I live with a 'Millenial", that's the generation of today, the one after the Gen X'ers. This generation has been coddled, and given a lot of stuff, a lot of their parents don't make them earn what they need. I am on the fence of this, Phyllis has to earn somethings but just last night, she thought that I should ask Adam if her friend (boy) could attend the Fuel event on Saturday. He's in 9th grade. I won't even ask. You know why? because it's not fair. It's not fair that there are other 9th graders who would want to come, but can't because they are no longer in the Fuel age range, they can't. Phyllis (my perception here) thinks that since she hasn't seen said boy that she deserves for him to be able to come, let's just say our day ended in a slammed door (and i was the one who slammed it).
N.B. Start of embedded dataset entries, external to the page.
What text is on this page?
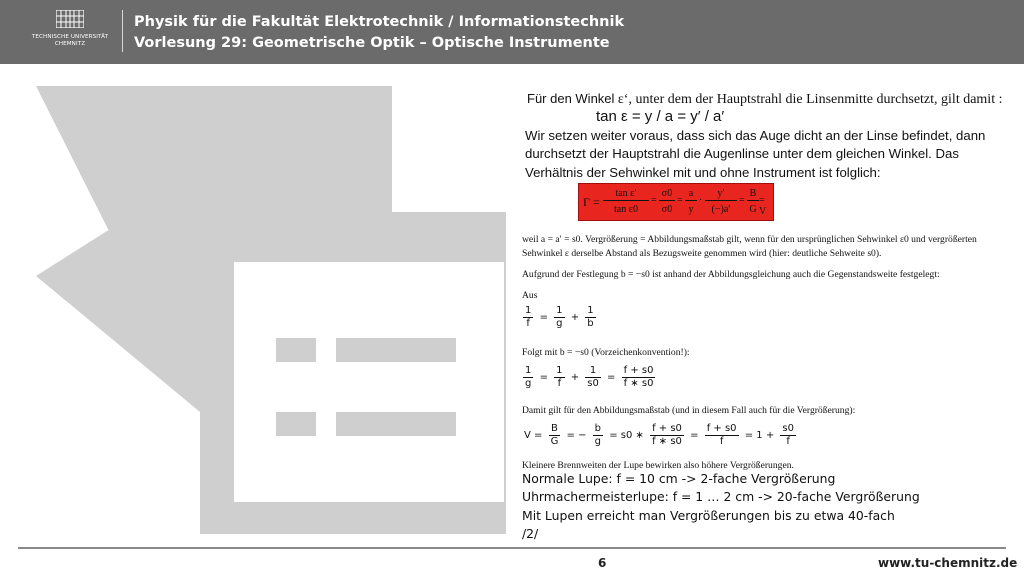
TECHNISCHE UNIVERSITÄT
CHEMNITZ
Physik für die Fakultät Elektrotechnik / Informationstechnik
Vorlesung 29: Geometrische Optik – Optische Instrumente
Für den Winkel ε‘, unter dem der Hauptstrahl die Linsenmitte durchsetzt, gilt damit :
tan ε = y / a = y′ / a′
Wir setzen weiter voraus, dass sich das Auge dicht an der Linse befindet, dann durchsetzt der Hauptstrahl die Augenlinse unter dem gleichen Winkel. Das Verhältnis der Sehwinkel mit und ohne Instrument ist folglich:
Γ =
tan ε′
tan ε0
=
σ0
σ0
=
a
y
·
y′
(−)a′
=
B
G
= V
weil a = a′ = s0. Vergrößerung = Abbildungsmaßstab gilt, wenn für den ursprünglichen Sehwinkel ε0 und vergrößerten Sehwinkel ε derselbe Abstand als Bezugsweite genommen wird (hier: deutliche Sehweite s0).
Aufgrund der Festlegung b = −s0 ist anhand der Abbildungsgleichung auch die Gegenstandsweite festgelegt:
Aus
$\frac{1}{f} = \frac{1}{g} + \frac{1}{b}$
Folgt mit b = −s0 (Vorzeichenkonvention!):
$\frac{1}{g} = \frac{1}{f} + \frac{1}{s0} = \frac{f + s0}{f ∗ s0}$
Damit gilt für den Abbildungsmaßstab (und in diesem Fall auch für die Vergrößerung):
$V = \frac{B}{G}$ = − $\frac{b}{g} = s0$ ∗ $\frac{f + s0}{f ∗ s0} = \frac{f + s0}{f} = 1 + \frac{s0}{f}$
Kleinere Brennweiten der Lupe bewirken also höhere Vergrößerungen.
Normale Lupe: f = 10 cm -> 2-fache Vergrößerung
Uhrmachermeisterlupe: f = 1 … 2 cm -> 20-fache Vergrößerung
Mit Lupen erreicht man Vergrößerungen bis zu etwa 40-fach
/2/
6	www.tu-chemnitz.de
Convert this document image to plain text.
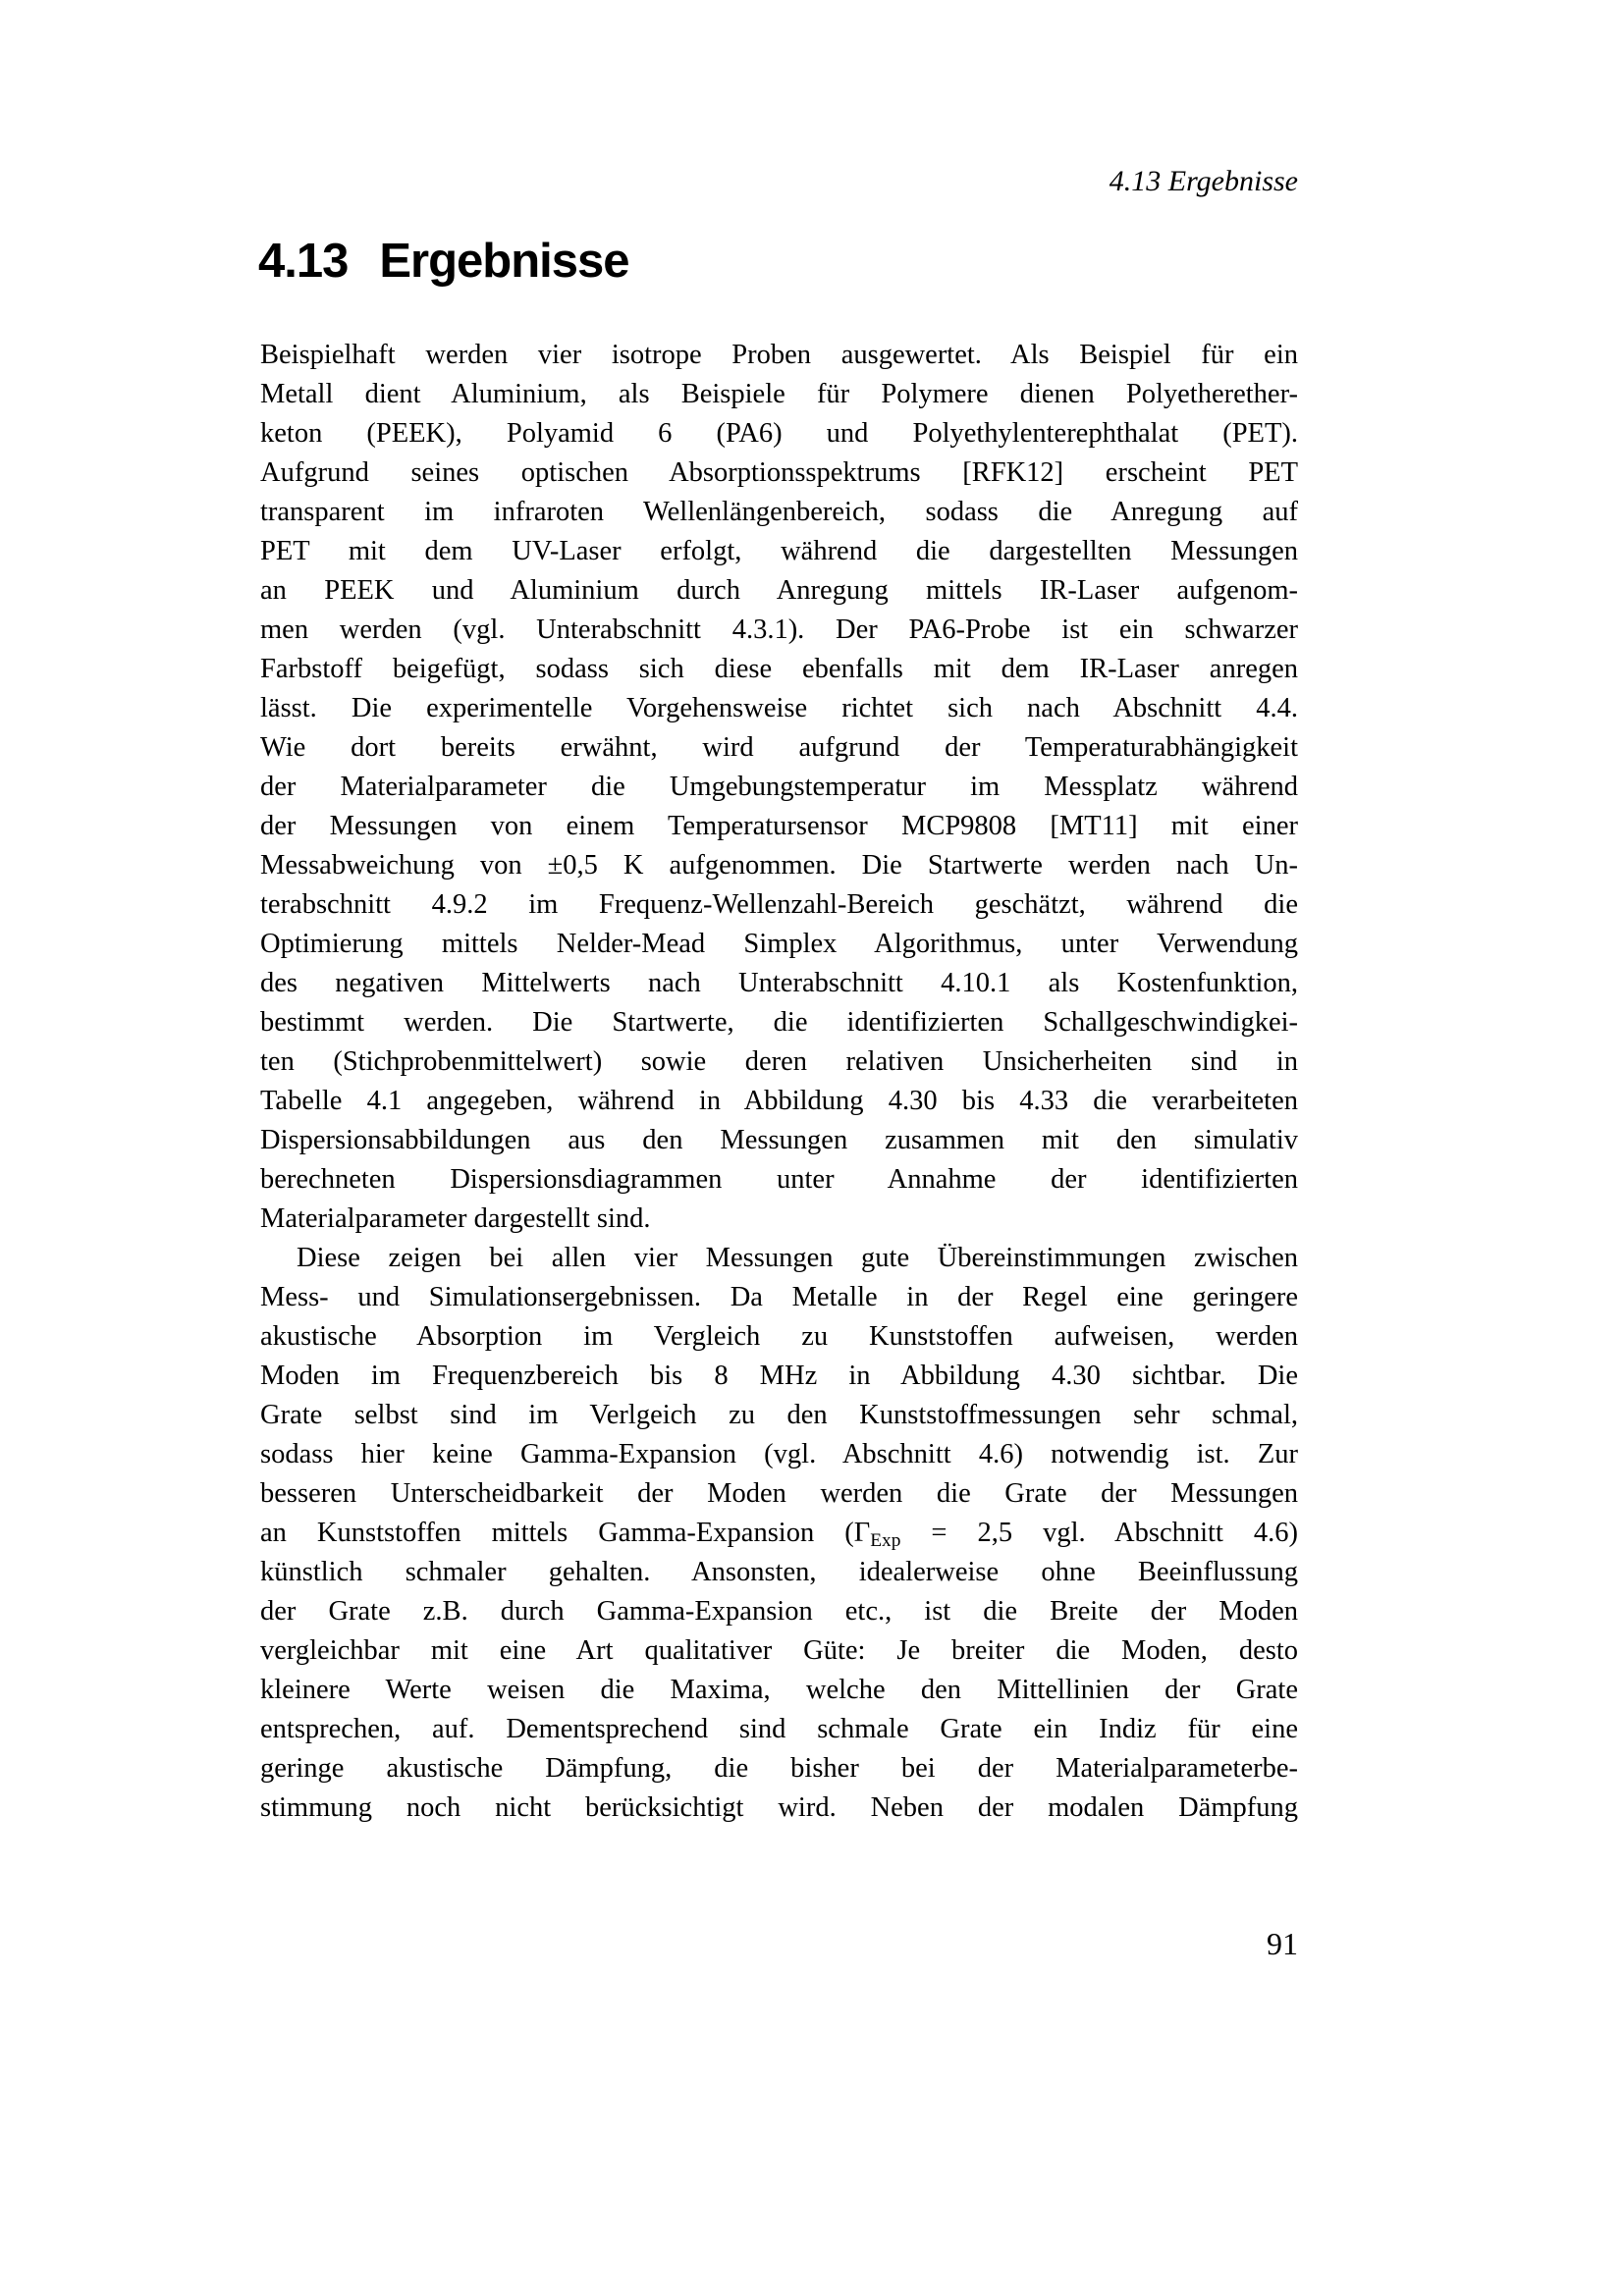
4.13 Ergebnisse
4.13 Ergebnisse
Beispielhaft werden vier isotrope Proben ausgewertet. Als Beispiel für ein
Metall dient Aluminium, als Beispiele für Polymere dienen Polyetherether-
keton (PEEK), Polyamid 6 (PA6) und Polyethylenterephthalat (PET).
Aufgrund seines optischen Absorptionsspektrums [RFK12] erscheint PET
transparent im infraroten Wellenlängenbereich, sodass die Anregung auf
PET mit dem UV-Laser erfolgt, während die dargestellten Messungen
an PEEK und Aluminium durch Anregung mittels IR-Laser aufgenom-
men werden (vgl. Unterabschnitt 4.3.1). Der PA6-Probe ist ein schwarzer
Farbstoff beigefügt, sodass sich diese ebenfalls mit dem IR-Laser anregen
lässt. Die experimentelle Vorgehensweise richtet sich nach Abschnitt 4.4.
Wie dort bereits erwähnt, wird aufgrund der Temperaturabhängigkeit
der Materialparameter die Umgebungstemperatur im Messplatz während
der Messungen von einem Temperatursensor MCP9808 [MT11] mit einer
Messabweichung von ±0,5 K aufgenommen. Die Startwerte werden nach Un-
terabschnitt 4.9.2 im Frequenz-Wellenzahl-Bereich geschätzt, während die
Optimierung mittels Nelder-Mead Simplex Algorithmus, unter Verwendung
des negativen Mittelwerts nach Unterabschnitt 4.10.1 als Kostenfunktion,
bestimmt werden. Die Startwerte, die identifizierten Schallgeschwindigkei-
ten (Stichprobenmittelwert) sowie deren relativen Unsicherheiten sind in
Tabelle 4.1 angegeben, während in Abbildung 4.30 bis 4.33 die verarbeiteten
Dispersionsabbildungen aus den Messungen zusammen mit den simulativ
berechneten Dispersionsdiagrammen unter Annahme der identifizierten
Materialparameter dargestellt sind.
Diese zeigen bei allen vier Messungen gute Übereinstimmungen zwischen
Mess- und Simulationsergebnissen. Da Metalle in der Regel eine geringere
akustische Absorption im Vergleich zu Kunststoffen aufweisen, werden
Moden im Frequenzbereich bis 8 MHz in Abbildung 4.30 sichtbar. Die
Grate selbst sind im Verlgeich zu den Kunststoffmessungen sehr schmal,
sodass hier keine Gamma-Expansion (vgl. Abschnitt 4.6) notwendig ist. Zur
besseren Unterscheidbarkeit der Moden werden die Grate der Messungen
an Kunststoffen mittels Gamma-Expansion ($\Gamma_{Exp} = 2,5$ vgl. Abschnitt 4.6)
künstlich schmaler gehalten. Ansonsten, idealerweise ohne Beeinflussung
der Grate z.B. durch Gamma-Expansion etc., ist die Breite der Moden
vergleichbar mit eine Art qualitativer Güte: Je breiter die Moden, desto
kleinere Werte weisen die Maxima, welche den Mittellinien der Grate
entsprechen, auf. Dementsprechend sind schmale Grate ein Indiz für eine
geringe akustische Dämpfung, die bisher bei der Materialparameterbe-
stimmung noch nicht berücksichtigt wird. Neben der modalen Dämpfung
91
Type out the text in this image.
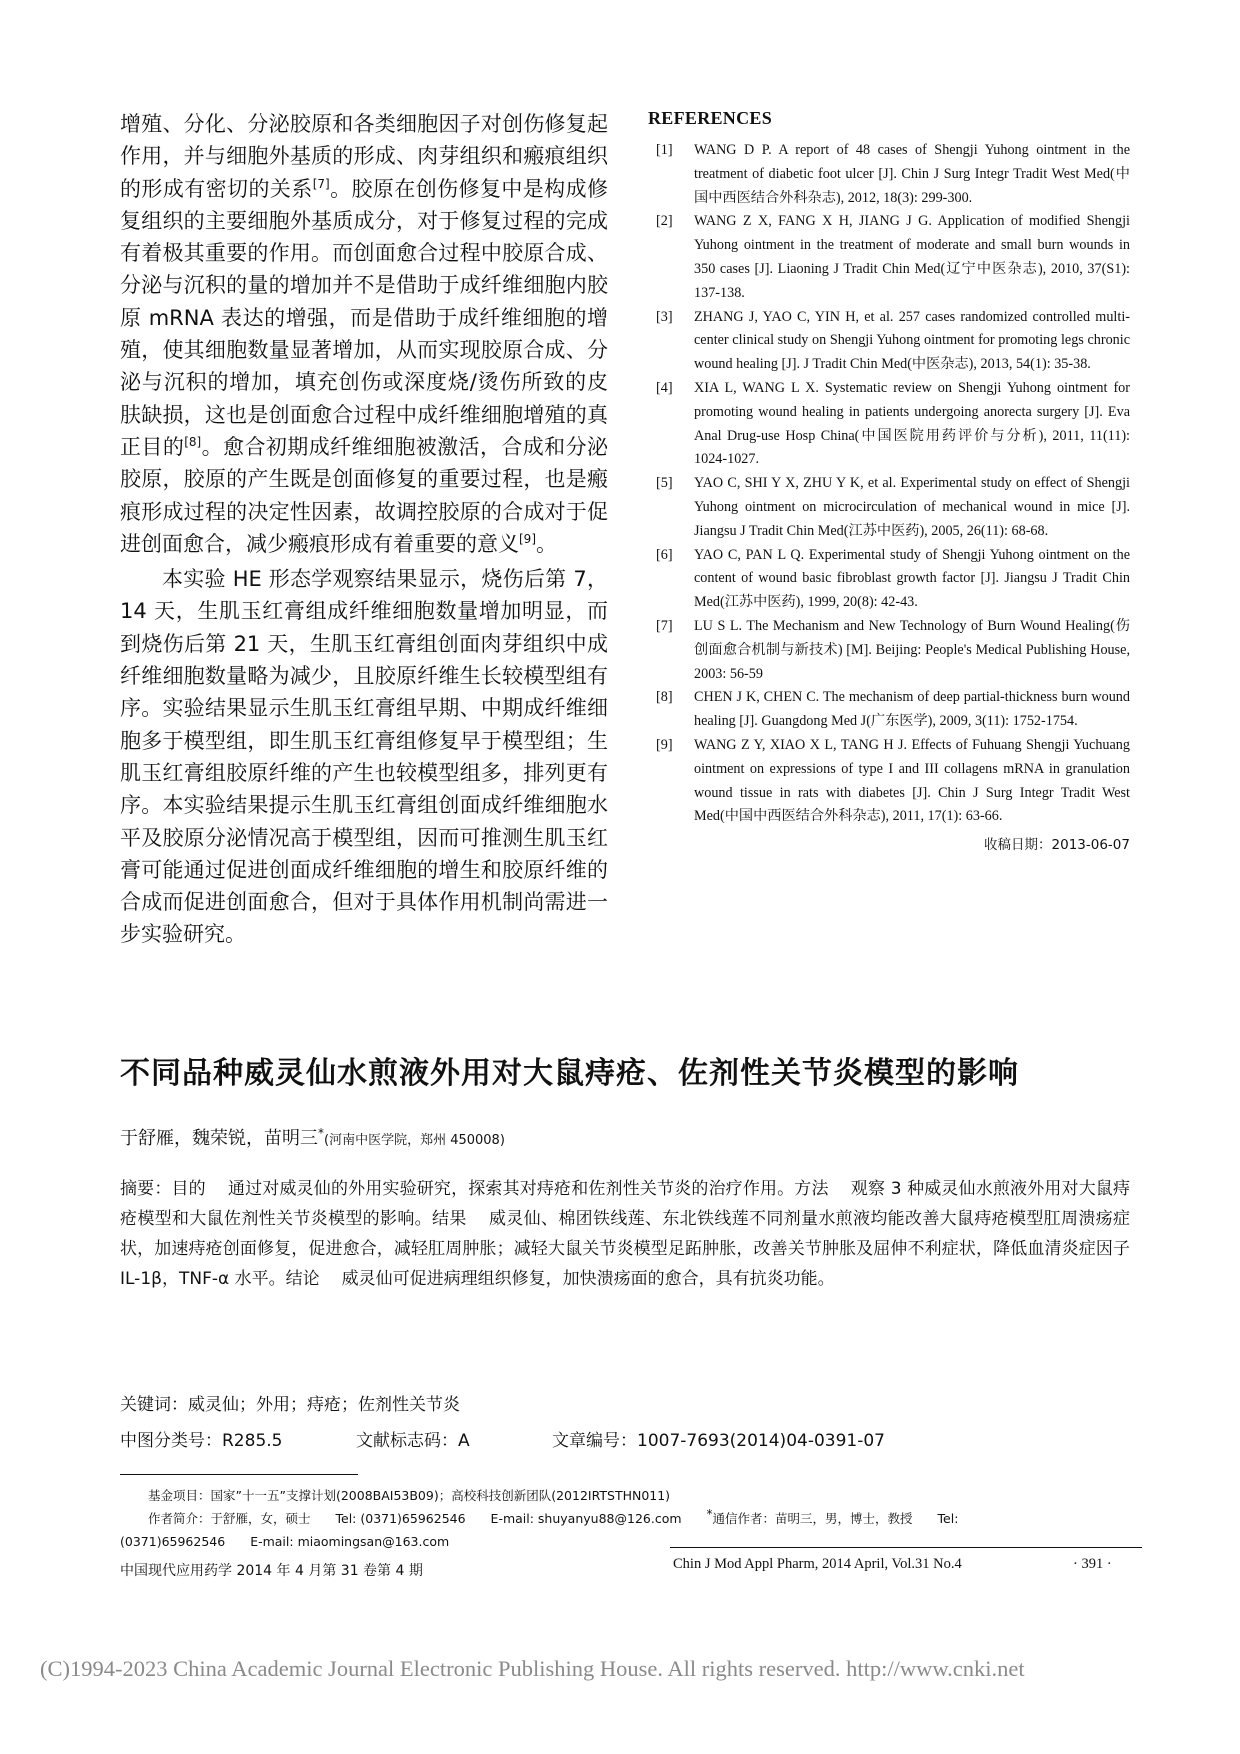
增殖、分化、分泌胶原和各类细胞因子对创伤修复起作用，并与细胞外基质的形成、肉芽组织和瘢痕组织的形成有密切的关系[7]。胶原在创伤修复中是构成修复组织的主要细胞外基质成分，对于修复过程的完成有着极其重要的作用。而创面愈合过程中胶原合成、分泌与沉积的量的增加并不是借助于成纤维细胞内胶原 mRNA 表达的增强，而是借助于成纤维细胞的增殖，使其细胞数量显著增加，从而实现胶原合成、分泌与沉积的增加，填充创伤或深度烧/烫伤所致的皮肤缺损，这也是创面愈合过程中成纤维细胞增殖的真正目的[8]。愈合初期成纤维细胞被激活，合成和分泌胶原，胶原的产生既是创面修复的重要过程，也是瘢痕形成过程的决定性因素，故调控胶原的合成对于促进创面愈合，减少瘢痕形成有着重要的意义[9]。

本实验 HE 形态学观察结果显示，烧伤后第 7，14 天，生肌玉红膏组成纤维细胞数量增加明显，而到烧伤后第 21 天，生肌玉红膏组创面肉芽组织中成纤维细胞数量略为减少，且胶原纤维生长较模型组有序。实验结果显示生肌玉红膏组早期、中期成纤维细胞多于模型组，即生肌玉红膏组修复早于模型组；生肌玉红膏组胶原纤维的产生也较模型组多，排列更有序。本实验结果提示生肌玉红膏组创面成纤维细胞水平及胶原分泌情况高于模型组，因而可推测生肌玉红膏可能通过促进创面成纤维细胞的增生和胶原纤维的合成而促进创面愈合，但对于具体作用机制尚需进一步实验研究。

REFERENCES
[1] WANG D P. A report of 48 cases of Shengji Yuhong ointment in the treatment of diabetic foot ulcer [J]. Chin J Surg Integr Tradit West Med(中国中西医结合外科杂志), 2012, 18(3): 299-300.
[2] WANG Z X, FANG X H, JIANG J G. Application of modified Shengji Yuhong ointment in the treatment of moderate and small burn wounds in 350 cases [J]. Liaoning J Tradit Chin Med(辽宁中医杂志), 2010, 37(S1): 137-138.
[3] ZHANG J, YAO C, YIN H, et al. 257 cases randomized controlled multi-center clinical study on Shengji Yuhong ointment for promoting legs chronic wound healing [J]. J Tradit Chin Med(中医杂志), 2013, 54(1): 35-38.
[4] XIA L, WANG L X. Systematic review on Shengji Yuhong ointment for promoting wound healing in patients undergoing anorecta surgery [J]. Eva Anal Drug-use Hosp China(中国医院用药评价与分析), 2011, 11(11): 1024-1027.
[5] YAO C, SHI Y X, ZHU Y K, et al. Experimental study on effect of Shengji Yuhong ointment on microcirculation of mechanical wound in mice [J]. Jiangsu J Tradit Chin Med(江苏中医药), 2005, 26(11): 68-68.
[6] YAO C, PAN L Q. Experimental study of Shengji Yuhong ointment on the content of wound basic fibroblast growth factor [J]. Jiangsu J Tradit Chin Med(江苏中医药), 1999, 20(8): 42-43.
[7] LU S L. The Mechanism and New Technology of Burn Wound Healing(伤创面愈合机制与新技术) [M]. Beijing: People's Medical Publishing House, 2003: 56-59
[8] CHEN J K, CHEN C. The mechanism of deep partial-thickness burn wound healing [J]. Guangdong Med J(广东医学), 2009, 3(11): 1752-1754.
[9] WANG Z Y, XIAO X L, TANG H J. Effects of Fuhuang Shengji Yuchuang ointment on expressions of type I and III collagens mRNA in granulation wound tissue in rats with diabetes [J]. Chin J Surg Integr Tradit West Med(中国中西医结合外科杂志), 2011, 17(1): 63-66.
收稿日期：2013-06-07
不同品种威灵仙水煎液外用对大鼠痔疮、佐剂性关节炎模型的影响
于舒雁，魏荣锐，苗明三*(河南中医学院，郑州 450008)

摘要：目的 通过对威灵仙的外用实验研究，探索其对痔疮和佐剂性关节炎的治疗作用。方法 观察 3 种威灵仙水煎液外用对大鼠痔疮模型和大鼠佐剂性关节炎模型的影响。结果 威灵仙、棉团铁线莲、东北铁线莲不同剂量水煎液均能改善大鼠痔疮模型肛周溃疡症状，加速痔疮创面修复，促进愈合，减轻肛周肿胀；减轻大鼠关节炎模型足跖肿胀，改善关节肿胀及屈伸不利症状，降低血清炎症因子 IL-1β，TNF-α 水平。结论 威灵仙可促进病理组织修复，加快溃疡面的愈合，具有抗炎功能。

关键词：威灵仙；外用；痔疮；佐剂性关节炎
中图分类号：R285.5	文献标志码：A	文章编号：1007-7693(2014)04-0391-07

基金项目：国家”十一五”支撑计划(2008BAI53B09)；高校科技创新团队(2012IRTSTHN011)

作者简介：于舒雁，女，硕士　　Tel: (0371)65962546　　E-mail: shuyanyu88@126.com　　*通信作者：苗明三，男，博士，教授　　Tel:

(0371)65962546　　E-mail: miaomingsan@163.com

中国现代应用药学 2014 年 4 月第 31 卷第 4 期	Chin J Mod Appl Pharm, 2014 April, Vol.31 No.4	· 391 ·
(C)1994-2023 China Academic Journal Electronic Publishing House. All rights reserved. http://www.cnki.net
I work with people who in my mind, don't prove that they can do the next step, but they think they should get the next step without working for it. They see a job as fun, and maybe even more rewarding but really they don't see how much work it is. I wonder, when they look at me, do they think it's fun (if they do, they need new glasses), I like my job, no doubt about it, but it's a lot of work and there is a lot of pressure, and I take work home, I miss life group, but that is the way it goes, and truth be told, I wonder... do I deserve to have this wonderful job? Probably not, but I don't think grace is just about eternal life, I think, that grace is in our everyday lives. Because while accepting Jesus as your savior is a great thing, and eternal life and paradise will be awesome, I think having Him live in our everyday lives is just as important.
Do I deserve most of what I have? Probably not, and I think I am ok with that.
I think I rambled an entire post...
Acts 15:11 We believe it is through the grace of our Lord Jesus that we are saved, just as they are."